3. Protein Generation
Analyze the predicted sequence probabilities and compare the predicted sequence vs the original one.
Predicted structure with mutations
Original structure

Looking at both structures there’s not a lot of rash differences, but that can be as I just did a 3 cycle of folding based on the sequence with the program. One of the main differences is that you can see a higher quantity of alpha helices and a more compacted protein compared to the predicted sequence.
Input this sequence into ESMFold and compare the predicted structure to your original.
New Sequence: SLEEILKELEEKREKEEEERYREEALSLPIPEEVAKKLDKETVKRLKEALEKYKRVKEALPXXXXXXXXLLEELLKLEKENSFKVWIDEEGKIIYVDPNIYKYAGMKVIDVLGKSIFDIIDPNDRELLKEKLSVXXXXXXXXXXEPRKVDFFLRIKSILDDDGKLIDEKNAHYKVFRAKGEILKVPXXXXXXXXXXXXXPEYVLELNLTPITDPEKEXXXXXXXTFKAKLTKDFVFEWVDPKIKEINGWNPEDLIGKPIYEFIHPEDREAFEKVLEELKKYGKVVSPEIKLYCKNGGYIIVRFTMTMKYNPETNKPEEVLAEIEVLSPCIEPEKIYNEIQ



Part D. Group Brainstorm on Bacteriophage Engineering
-Choose one or two main goals from the list that you think you can address computationally.
- Increase the stability of L protein
- Increase the lytic activity
-Write a 1-page proposal (bullet points or short paragraphs) describing:
The L protein from bacteriophage MS2, is responsible for the lysis of infected cells in E,coli. Studies suggest that this protein interacts with host proteins for this desirable effect but small mutations can strongly affect its function. L protein being small and sensitive to mutations, through computational tools we can study these possible changes and their effects on usual interactions.

-Which tools/approaches from recitation you propose using.
We can use PLMs to perform mutagenesis of the protein, generating single aas substitutions across the protein, and score these mutations. Alphafold gives us a more visual form to look into these new sequences and the feasibility of them existing and being stable.
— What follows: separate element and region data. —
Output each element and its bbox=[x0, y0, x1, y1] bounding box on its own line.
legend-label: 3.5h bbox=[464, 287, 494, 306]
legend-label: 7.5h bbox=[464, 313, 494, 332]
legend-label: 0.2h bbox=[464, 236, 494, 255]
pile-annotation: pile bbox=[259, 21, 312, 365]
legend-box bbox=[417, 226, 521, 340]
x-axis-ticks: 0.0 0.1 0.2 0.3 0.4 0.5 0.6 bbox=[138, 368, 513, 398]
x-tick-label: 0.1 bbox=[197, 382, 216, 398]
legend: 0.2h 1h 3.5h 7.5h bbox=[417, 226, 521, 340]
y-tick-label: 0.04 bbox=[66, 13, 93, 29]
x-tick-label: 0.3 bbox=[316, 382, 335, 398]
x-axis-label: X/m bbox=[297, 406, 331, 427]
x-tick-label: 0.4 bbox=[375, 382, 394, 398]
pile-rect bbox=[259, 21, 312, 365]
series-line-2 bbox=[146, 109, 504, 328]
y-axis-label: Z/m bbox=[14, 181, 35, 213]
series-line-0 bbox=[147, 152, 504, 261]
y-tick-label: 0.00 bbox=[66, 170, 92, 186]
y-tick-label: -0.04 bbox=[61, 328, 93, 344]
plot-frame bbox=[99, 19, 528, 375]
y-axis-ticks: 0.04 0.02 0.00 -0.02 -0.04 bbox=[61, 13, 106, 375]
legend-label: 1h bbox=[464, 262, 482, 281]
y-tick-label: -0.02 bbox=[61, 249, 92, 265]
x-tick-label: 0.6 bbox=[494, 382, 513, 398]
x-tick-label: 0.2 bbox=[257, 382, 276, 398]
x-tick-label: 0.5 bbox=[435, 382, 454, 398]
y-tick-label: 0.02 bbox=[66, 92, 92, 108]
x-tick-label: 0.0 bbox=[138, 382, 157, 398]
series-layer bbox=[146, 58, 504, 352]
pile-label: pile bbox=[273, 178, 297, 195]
At the same time, we can look into host proteins interactions to make it possible to try and have more insight into the way this protein interacts to be effective.
-Why do you think those tools might help solve your chosen sub-problem?
Protein language models like,smn2, lets us capture patterns in protein sequences, making it possible to identify mutations that are structurally feasible.
Alphafold, lets us predict structures based on sequence, letting us evaluate how mutations might destabilize the protein folds and let us predict how it interacts with other protein complexes.
-Name one or two potential pitfalls.
We have limited understanding of the exact mechanism of MS2L protein causing the lysis of bacteria. This makes the mutations a bit random as we dont know if they are gonna be beneficial for stability but decrease its lytic effect.